Sarah Maker fell in love with book arts when she lived in New York City and discovered The Center for Book Arts. Her favorite teachers and influencers are Sarah Nicholls, Julie Chen,  Ana Cordeiro, and Biruta Auna

In her words:

I didn’t know I was an artist until I was 23 years old. I was teaching creative and academic writing at Brigham Young University when I discovered a bookbinding elective in the art department, which I audited. My early explorations in book art were about documenting my daughter’s life and linguistic development. Now the stories I’m compelled to tell are about light and dark, division and inclusion, self and other, and alternative ways of seeing. 

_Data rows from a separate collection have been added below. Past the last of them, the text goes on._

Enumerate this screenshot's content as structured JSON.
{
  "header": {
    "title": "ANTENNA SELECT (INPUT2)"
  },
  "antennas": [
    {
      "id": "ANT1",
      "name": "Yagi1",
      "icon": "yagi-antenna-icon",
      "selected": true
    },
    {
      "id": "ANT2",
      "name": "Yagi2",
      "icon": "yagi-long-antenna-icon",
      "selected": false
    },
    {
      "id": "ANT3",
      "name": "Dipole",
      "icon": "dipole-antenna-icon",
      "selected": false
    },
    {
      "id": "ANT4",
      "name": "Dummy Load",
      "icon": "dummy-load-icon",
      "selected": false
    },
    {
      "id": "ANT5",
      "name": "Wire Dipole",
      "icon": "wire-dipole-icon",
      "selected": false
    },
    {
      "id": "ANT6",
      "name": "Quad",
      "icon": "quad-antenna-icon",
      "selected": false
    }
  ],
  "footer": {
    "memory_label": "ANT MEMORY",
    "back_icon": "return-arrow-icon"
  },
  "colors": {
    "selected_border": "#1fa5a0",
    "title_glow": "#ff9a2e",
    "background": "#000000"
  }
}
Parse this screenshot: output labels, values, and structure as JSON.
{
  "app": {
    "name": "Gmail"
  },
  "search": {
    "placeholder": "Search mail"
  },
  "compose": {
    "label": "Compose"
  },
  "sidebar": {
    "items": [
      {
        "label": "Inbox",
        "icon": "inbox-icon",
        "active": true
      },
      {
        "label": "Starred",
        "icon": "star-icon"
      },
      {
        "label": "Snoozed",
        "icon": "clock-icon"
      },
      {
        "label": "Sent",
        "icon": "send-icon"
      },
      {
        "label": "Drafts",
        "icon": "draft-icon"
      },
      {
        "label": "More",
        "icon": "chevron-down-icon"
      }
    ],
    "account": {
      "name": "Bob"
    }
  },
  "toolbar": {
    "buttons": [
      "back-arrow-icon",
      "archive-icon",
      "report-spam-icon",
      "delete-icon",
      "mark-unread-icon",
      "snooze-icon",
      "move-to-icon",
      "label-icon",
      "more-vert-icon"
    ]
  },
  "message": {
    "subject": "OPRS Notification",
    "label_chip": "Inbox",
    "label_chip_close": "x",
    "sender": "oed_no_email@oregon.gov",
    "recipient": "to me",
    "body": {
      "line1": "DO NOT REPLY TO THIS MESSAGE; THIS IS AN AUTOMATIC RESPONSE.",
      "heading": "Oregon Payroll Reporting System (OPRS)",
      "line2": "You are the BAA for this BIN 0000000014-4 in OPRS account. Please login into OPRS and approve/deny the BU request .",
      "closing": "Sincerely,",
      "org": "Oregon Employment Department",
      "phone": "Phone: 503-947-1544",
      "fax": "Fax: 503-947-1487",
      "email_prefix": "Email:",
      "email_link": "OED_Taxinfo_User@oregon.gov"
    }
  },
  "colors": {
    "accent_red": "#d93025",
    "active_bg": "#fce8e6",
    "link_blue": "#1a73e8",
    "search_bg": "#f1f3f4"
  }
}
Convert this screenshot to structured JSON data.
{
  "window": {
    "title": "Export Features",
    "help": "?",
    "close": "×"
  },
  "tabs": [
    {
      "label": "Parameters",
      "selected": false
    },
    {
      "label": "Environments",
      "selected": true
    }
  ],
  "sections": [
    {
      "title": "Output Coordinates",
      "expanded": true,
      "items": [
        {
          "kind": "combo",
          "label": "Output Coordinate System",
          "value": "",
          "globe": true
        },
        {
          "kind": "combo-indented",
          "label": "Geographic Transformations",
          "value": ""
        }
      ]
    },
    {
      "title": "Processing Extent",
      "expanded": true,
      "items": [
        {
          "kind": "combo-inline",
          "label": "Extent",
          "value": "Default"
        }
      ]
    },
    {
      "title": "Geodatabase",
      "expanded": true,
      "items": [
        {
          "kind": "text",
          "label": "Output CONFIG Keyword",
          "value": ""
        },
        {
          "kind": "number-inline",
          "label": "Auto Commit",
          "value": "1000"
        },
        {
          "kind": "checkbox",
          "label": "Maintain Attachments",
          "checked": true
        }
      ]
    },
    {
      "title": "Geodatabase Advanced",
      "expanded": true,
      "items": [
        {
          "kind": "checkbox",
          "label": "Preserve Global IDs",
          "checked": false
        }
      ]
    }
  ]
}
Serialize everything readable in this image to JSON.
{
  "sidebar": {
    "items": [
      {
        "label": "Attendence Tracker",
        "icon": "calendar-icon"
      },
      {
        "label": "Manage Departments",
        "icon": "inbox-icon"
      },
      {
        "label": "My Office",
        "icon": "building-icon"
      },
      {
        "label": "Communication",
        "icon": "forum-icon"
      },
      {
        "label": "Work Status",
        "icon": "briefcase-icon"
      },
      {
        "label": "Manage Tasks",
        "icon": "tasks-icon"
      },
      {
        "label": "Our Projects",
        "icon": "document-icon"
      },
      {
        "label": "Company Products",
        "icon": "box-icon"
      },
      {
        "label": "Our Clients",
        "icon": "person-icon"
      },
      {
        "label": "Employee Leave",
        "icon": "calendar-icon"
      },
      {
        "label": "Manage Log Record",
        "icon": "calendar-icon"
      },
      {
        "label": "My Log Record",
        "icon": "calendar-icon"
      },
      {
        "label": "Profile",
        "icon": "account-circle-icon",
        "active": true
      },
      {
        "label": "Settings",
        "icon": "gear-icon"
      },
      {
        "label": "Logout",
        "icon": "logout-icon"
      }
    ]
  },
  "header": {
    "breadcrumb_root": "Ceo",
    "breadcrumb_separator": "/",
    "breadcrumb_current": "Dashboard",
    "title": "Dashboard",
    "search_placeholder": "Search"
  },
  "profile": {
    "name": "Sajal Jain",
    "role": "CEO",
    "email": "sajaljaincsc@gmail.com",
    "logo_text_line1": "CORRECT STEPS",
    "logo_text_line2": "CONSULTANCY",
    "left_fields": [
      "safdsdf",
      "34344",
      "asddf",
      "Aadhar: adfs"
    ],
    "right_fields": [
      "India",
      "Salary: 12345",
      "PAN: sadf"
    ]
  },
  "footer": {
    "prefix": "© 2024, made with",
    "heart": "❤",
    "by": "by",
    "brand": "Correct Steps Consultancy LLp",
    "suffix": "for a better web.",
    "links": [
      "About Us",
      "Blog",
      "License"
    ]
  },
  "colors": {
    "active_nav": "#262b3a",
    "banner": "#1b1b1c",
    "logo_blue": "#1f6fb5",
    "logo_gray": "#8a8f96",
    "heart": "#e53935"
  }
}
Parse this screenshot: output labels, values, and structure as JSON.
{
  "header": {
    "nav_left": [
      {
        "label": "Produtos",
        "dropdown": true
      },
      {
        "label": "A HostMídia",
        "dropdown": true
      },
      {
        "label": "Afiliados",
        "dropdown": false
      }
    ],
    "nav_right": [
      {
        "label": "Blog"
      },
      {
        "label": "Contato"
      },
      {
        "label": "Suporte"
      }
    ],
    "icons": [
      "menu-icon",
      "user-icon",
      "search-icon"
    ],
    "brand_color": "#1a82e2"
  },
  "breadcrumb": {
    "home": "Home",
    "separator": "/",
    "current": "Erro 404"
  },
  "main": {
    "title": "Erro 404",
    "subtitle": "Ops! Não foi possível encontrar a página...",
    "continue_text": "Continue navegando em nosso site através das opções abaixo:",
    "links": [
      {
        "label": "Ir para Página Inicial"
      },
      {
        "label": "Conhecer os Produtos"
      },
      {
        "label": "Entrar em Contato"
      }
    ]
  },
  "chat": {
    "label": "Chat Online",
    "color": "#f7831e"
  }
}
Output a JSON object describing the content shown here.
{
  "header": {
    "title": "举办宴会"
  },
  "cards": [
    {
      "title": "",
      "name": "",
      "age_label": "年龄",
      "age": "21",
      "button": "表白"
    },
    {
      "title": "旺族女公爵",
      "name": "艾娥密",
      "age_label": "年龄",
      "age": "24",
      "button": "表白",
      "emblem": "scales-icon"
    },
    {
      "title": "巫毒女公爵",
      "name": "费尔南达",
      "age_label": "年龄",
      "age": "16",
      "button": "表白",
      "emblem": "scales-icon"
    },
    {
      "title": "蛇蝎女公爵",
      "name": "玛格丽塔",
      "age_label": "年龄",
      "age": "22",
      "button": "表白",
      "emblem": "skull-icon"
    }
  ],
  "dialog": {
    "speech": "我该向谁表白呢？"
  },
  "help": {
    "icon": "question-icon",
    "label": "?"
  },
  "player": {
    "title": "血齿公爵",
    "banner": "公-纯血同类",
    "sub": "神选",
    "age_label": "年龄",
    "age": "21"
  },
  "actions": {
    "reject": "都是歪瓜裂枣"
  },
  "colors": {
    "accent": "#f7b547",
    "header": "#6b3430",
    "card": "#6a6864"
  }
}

I love distilling books to their elemental forms and augmenting my stories with structure, scale, materials, and interaction. How big or little should the work be to emphasize the concept? What materials should be a part of this story? How do I want people to interact with the work? How should it be presented and/or housed that makes the “reader” a participant in the story?

My love for the book led me to a love for print and many forms of printing make their way into my work.  I usually work with paper, but I also work with leather, wood, metal, clay, fabric, plexiglas, and more. My materials choices are dictated by the artistic concept as much as possible within my skill set. 

I walk the line between analog and digital: I set type manually and in InDesign. I draw with a pencil and paper or in Illustrator. I carve blocks by hand and cut designs with a laser. Tradition and innovation go hand in hand for me.

I also quite happily blur the lines between art, craft, and design. My work flows between them, directed by the story I’m telling. I believe it’s this fluidity that gives my work its strength. My goal is to inspire those who see my work to look more carefully at the people around them, and to discover beauty in themselves.

Community is a significant part of my artistic process. I started the monthly #areyoubookenough challenge on Instagram in January 2017, and it has become a community of over 2000 artists in more than 70 countries. My goal was to create meaningful bonds between book artists across the globe and to educate the world about the book arts. Thousands of artists’ books have been created as a part of this challenge, and pushing myself to create an artist’s book every month for six years has been essential to my development as an artist.